What brought Aretha get to this moment in 1972? Aretha had grown up in the Detroit church led by her formidable father, C.L. Franklin, immersed in gospel music until she launched a pop music career at age 18. When she was 25, she began working with Wexler, who “got” her, and she became a soul and crossover superstar with Respect, I Never Loved a Man (The Way I Love You), Do Right Woman, Do Right Man, Baby I Love You, (You Make Me Feel Like) A Natural Woman, Chain of Fools, Ain’t No Way, Think, I Say a Little Prayer and Rock Steady.  At 30, Aretha commanded the field of R&B and looked to return to her gospel roots.

When Aretha enters the church, the atmosphere is electric, and Aretha is ready from her very first note of Wholy Holy. The church audience knows their gospel music, appreciates what they are witnessing and is, to a person, thrilled.
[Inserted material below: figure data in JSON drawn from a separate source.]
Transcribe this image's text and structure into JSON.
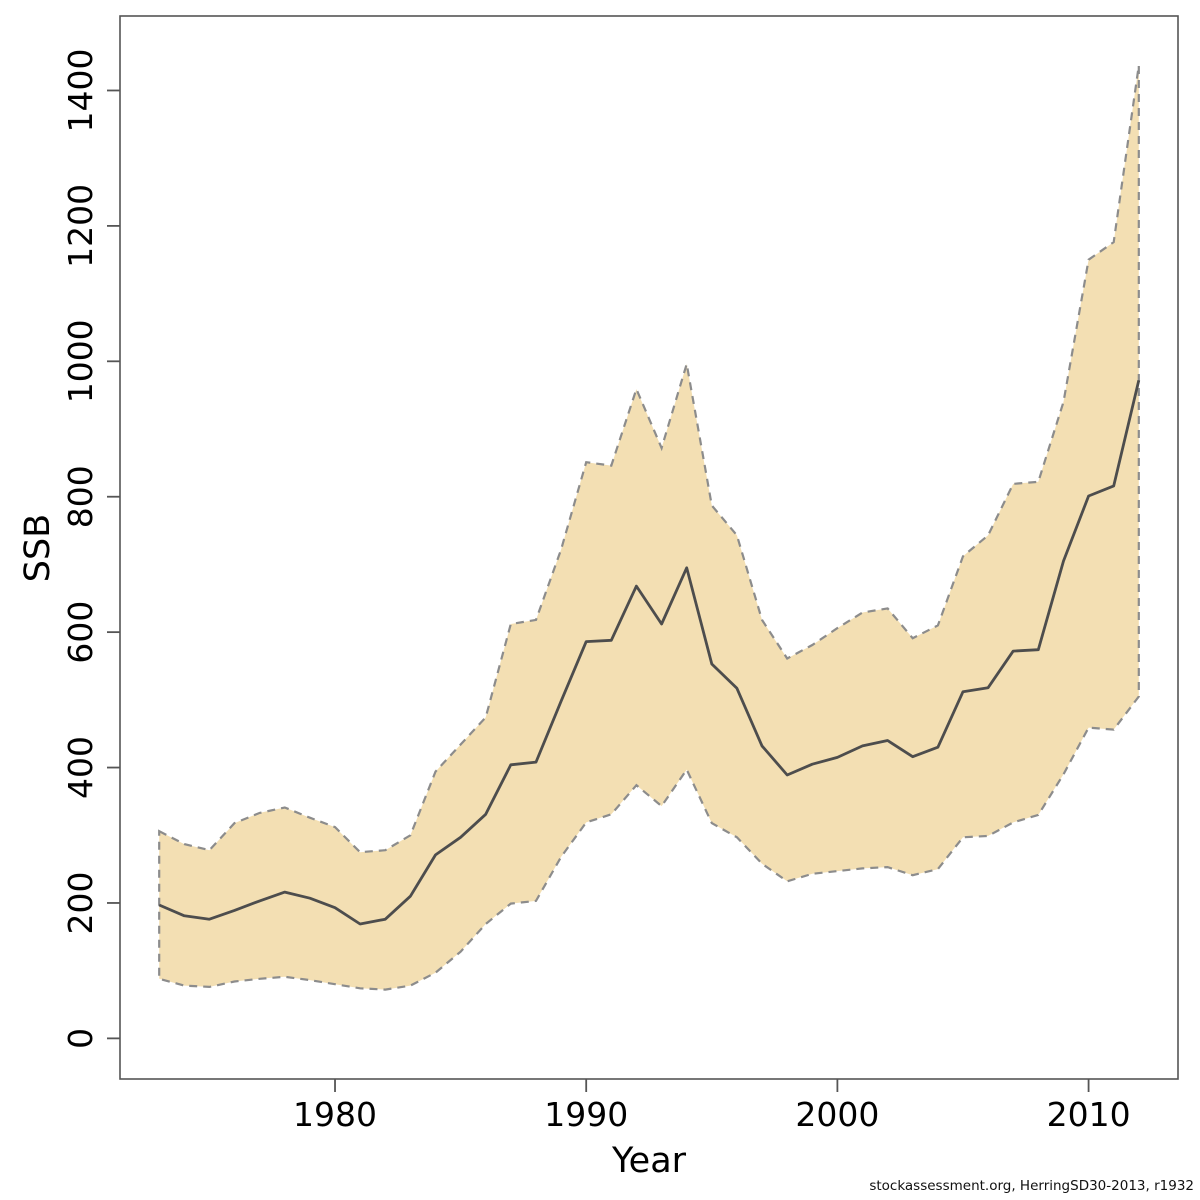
{
  "footer": {
    "text": "stockassessment.org, HerringSD30-2013, r1932"
  },
  "chart_data": {
    "type": "area",
    "title": "",
    "xlabel": "Year",
    "ylabel": "SSB",
    "x": [
      1973,
      1974,
      1975,
      1976,
      1977,
      1978,
      1979,
      1980,
      1981,
      1982,
      1983,
      1984,
      1985,
      1986,
      1987,
      1988,
      1989,
      1990,
      1991,
      1992,
      1993,
      1994,
      1995,
      1996,
      1997,
      1998,
      1999,
      2000,
      2001,
      2002,
      2003,
      2004,
      2005,
      2006,
      2007,
      2008,
      2009,
      2010,
      2011,
      2012
    ],
    "series": [
      {
        "name": "SSB estimate",
        "values": [
          197,
          181,
          176,
          189,
          203,
          216,
          207,
          193,
          169,
          176,
          210,
          271,
          297,
          331,
          404,
          408,
          498,
          586,
          588,
          668,
          612,
          695,
          553,
          517,
          432,
          389,
          405,
          415,
          432,
          440,
          416,
          430,
          512,
          518,
          572,
          574,
          705,
          801,
          816,
          972
        ]
      },
      {
        "name": "CI lower",
        "values": [
          88,
          78,
          76,
          84,
          88,
          91,
          86,
          80,
          74,
          72,
          78,
          97,
          128,
          169,
          199,
          203,
          268,
          319,
          331,
          374,
          343,
          397,
          318,
          297,
          258,
          232,
          243,
          247,
          251,
          253,
          241,
          250,
          297,
          299,
          319,
          330,
          390,
          459,
          456,
          505
        ]
      },
      {
        "name": "CI upper",
        "values": [
          306,
          287,
          278,
          318,
          333,
          341,
          326,
          312,
          275,
          278,
          300,
          394,
          434,
          474,
          612,
          618,
          722,
          851,
          846,
          959,
          872,
          996,
          787,
          743,
          618,
          561,
          581,
          606,
          629,
          635,
          591,
          610,
          712,
          743,
          819,
          822,
          940,
          1150,
          1176,
          1437
        ]
      }
    ],
    "x_ticks": [
      1980,
      1990,
      2000,
      2010
    ],
    "y_ticks": [
      0,
      200,
      400,
      600,
      800,
      1000,
      1200,
      1400
    ],
    "xlim": [
      1971.44,
      2013.56
    ],
    "ylim": [
      -60,
      1510
    ],
    "grid": false,
    "legend": "none",
    "colors": {
      "band_fill": "#F3DFB3",
      "band_border": "#8C8C8C",
      "line": "#4D4D4D",
      "axis": "#555555",
      "tick_label": "#000000"
    }
  }
}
The audience becomes more and more emotionally involved.

Aretha’s version of What a Friend We Have in Jesus is unrecognizable (in the very best way). On Precious Memories, Aretha’s humming is internally intense, and then her voice soars. Completely committed, Aretha produces a prodigious amount of sweat.

The high point of the film is Aretha’s closing song on the first night, Amazing Grace. It’s a very long version of the song, and the choir doesn’t sing until the very end. As Aretha’s instrument wrings every drop of emotion from that most familiar song, we watch the choir members’ reactions, which range from admiration to inspiration, many moved to tears. The moment is one of genius for Aretha and one of epiphany for the choir and for the film audience.

One of the great pleasures of Amazing Grace is watching the choir leader, Alexander Hamilton, lead his choir with an expressiveness that is both elegant and funky. If there is a co-star in Amazing Grace, it’s Alexander Hamilton.

There are pauses for technical issues, which bring out the authenticity of the moment and reinforce that this was a live event. It’s easy to spot Mick Jagger and Charlie Watts in the crowd on the second night.

Where does Amazing Grace fit in the concert film canon along with Monterey Pop, The Last Waltz, Stop Making Sense, Woodstock and The T.A.M.I. Show? It’s in the conversation.